Might I add "properly" to that extensive use? One can't just extensively use his feet and hope for the best if he's walking improperly and has unbalanced muscles or weak feet. I needed arch supports to tide me over until I was rehabilitated, strong, and pain free. After that, the arch supports should have gone while the strengthening continued. That didn't happen.
Another interesting angle to walking barefoot is this picture, it's about acupressure. (If for some reason you think this picture is phony, know that my cousin - a foot reflexologist - asked me if I had knee problems because of something she felt while working on my foot.) Someone included in a caption: "Every time you walk BAREFOOT you are pressing these pressure points and thus keeping these organs activated at all times."
That makes a lot of sense, though I suspect walking in shoes also keeps those organs active. This explains why bed rest is so bad for the body!

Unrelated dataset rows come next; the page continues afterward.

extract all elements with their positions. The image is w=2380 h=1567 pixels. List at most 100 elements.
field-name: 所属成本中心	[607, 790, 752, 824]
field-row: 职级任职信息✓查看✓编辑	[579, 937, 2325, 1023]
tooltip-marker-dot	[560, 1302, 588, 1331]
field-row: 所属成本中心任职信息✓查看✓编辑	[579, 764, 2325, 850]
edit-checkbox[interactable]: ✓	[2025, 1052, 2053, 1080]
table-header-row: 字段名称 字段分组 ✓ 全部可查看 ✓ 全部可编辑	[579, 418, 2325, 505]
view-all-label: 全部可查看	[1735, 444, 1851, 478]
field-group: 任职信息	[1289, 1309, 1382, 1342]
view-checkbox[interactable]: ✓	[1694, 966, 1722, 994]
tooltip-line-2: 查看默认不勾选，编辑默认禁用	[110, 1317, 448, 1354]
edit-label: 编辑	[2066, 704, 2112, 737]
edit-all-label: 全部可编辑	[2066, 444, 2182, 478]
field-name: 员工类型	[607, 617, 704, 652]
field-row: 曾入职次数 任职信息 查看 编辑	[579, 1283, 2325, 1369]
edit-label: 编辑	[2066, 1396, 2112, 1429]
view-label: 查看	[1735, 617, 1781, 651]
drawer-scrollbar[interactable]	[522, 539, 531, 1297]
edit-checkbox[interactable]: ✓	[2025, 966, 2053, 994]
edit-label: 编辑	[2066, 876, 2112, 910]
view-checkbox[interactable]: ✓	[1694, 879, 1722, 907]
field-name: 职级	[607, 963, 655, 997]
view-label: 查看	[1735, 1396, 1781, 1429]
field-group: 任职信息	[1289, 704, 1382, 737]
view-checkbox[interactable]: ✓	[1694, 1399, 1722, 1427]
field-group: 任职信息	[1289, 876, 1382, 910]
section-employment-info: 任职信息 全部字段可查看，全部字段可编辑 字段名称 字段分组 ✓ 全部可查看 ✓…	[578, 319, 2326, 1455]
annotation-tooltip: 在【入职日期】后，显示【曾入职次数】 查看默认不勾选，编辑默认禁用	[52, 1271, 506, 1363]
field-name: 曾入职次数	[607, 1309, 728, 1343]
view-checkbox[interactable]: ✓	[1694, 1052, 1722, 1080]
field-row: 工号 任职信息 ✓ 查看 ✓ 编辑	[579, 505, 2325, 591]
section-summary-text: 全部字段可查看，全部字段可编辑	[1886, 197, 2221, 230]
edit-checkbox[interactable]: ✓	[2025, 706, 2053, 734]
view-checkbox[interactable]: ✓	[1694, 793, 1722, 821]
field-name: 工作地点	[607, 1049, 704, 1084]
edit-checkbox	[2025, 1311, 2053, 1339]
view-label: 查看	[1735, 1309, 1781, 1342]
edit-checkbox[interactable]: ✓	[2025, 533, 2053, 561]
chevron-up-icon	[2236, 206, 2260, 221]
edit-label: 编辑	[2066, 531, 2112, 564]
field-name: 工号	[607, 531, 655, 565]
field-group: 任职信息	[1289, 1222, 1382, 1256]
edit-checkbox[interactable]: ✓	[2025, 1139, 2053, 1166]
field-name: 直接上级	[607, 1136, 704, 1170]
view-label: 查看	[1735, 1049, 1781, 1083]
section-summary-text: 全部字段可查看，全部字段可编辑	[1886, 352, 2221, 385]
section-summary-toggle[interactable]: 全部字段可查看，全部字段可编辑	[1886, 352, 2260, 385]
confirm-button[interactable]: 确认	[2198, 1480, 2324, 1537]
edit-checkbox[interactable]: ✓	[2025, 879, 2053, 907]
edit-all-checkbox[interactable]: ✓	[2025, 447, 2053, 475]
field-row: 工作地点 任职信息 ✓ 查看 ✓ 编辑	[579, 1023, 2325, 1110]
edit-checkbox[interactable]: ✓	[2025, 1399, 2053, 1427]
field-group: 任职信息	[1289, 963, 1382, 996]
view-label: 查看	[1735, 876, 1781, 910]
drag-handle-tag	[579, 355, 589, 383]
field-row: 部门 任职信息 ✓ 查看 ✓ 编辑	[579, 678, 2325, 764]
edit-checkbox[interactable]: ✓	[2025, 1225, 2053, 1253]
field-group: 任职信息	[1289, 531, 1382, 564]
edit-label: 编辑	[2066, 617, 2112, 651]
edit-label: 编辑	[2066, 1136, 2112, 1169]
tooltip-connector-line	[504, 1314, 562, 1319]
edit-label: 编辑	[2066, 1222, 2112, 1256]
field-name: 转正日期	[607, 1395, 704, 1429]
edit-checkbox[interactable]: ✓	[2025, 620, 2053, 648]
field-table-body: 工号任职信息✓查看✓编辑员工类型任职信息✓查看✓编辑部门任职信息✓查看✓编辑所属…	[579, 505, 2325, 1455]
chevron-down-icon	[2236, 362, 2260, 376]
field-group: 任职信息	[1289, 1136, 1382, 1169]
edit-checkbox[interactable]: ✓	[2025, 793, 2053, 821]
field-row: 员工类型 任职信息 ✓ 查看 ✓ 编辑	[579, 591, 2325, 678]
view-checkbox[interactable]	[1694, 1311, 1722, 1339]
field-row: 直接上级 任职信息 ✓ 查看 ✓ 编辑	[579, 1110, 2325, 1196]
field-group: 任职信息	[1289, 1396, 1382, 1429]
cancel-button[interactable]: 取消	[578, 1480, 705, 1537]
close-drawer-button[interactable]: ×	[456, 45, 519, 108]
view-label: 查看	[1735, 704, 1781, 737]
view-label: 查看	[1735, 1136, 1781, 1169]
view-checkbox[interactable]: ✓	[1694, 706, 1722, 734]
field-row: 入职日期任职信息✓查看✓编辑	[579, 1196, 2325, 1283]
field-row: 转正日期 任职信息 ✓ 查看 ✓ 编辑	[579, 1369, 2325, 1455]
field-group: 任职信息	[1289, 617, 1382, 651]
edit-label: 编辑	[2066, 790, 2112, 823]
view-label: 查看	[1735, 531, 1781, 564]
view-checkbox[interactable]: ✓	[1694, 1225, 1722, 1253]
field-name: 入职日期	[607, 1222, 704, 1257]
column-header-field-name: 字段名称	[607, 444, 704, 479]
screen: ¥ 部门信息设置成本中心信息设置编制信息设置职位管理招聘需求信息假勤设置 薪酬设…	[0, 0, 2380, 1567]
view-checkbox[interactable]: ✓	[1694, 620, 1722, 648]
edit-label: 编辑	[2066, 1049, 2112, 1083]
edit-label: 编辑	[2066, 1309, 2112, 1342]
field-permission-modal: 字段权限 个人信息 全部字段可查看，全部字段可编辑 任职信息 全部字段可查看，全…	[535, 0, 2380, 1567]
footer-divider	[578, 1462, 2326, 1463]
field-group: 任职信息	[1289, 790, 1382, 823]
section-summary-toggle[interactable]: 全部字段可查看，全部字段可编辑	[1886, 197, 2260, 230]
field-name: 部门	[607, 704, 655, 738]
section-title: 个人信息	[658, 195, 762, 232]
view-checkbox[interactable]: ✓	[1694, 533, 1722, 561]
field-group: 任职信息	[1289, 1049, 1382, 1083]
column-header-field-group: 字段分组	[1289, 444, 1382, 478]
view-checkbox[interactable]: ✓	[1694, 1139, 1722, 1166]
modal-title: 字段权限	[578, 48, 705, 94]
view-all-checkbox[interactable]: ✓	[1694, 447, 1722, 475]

The study by Jeff Pisciotta that I promised:
"Jeff Pisciotta, the senior researcher at Nike Sports Research Lab, assembled twenty runners on a grassy field and filmed them running barefoot. When he zoomed in, he was startled by what he found: instead of each foot clomping down as it would in a shoe, it behaved like an animal with a mind of its own - stretching, grasping, seeking the ground with splayed toes, gliding in for a landing like a lake-bound swan." Jeff said, "We found pockets of people all over the globe who are still running barefoot, and what you find is that during propulsion and landing, they have far more range of motion in the foot and engage more of the toe. Their feet flex, spread, splay, and grip the surface, meaning you have less pronation and more distribution of pressure" (McDougall, pg 183).
Sneakers are just another example of people thinking that they can do something better than God. I'm so thankful for all the information I have at my disposal (Internet and library), and I'm excited to learn more! I'm thrilled that this information relates to my major.
I don't think I'll be running barefoot any time soon, or at least not on pavement. I
definitely want to toughen my feet up and see how my feet handle
walking before I add more pounding. This morning's walk went well.
Comfort definitely depends on the condition of the road. The white lines
are pretty comfortable, and people's front yards feel like velvet.
I'd like to take the advice of Dr. Hartmann who "believes that the best injury-prevention advice he's ever heard came from a coach who advocated 'running barefoot on dewy grass three times a week'" (McDougall, pg 177).
Source
- McDougall, Christopher. Born to Run. A Hidden Tribe, Superathletes, and the Greatest Race the World Has Never seen. New York: Random House, Inc, 2009. Book.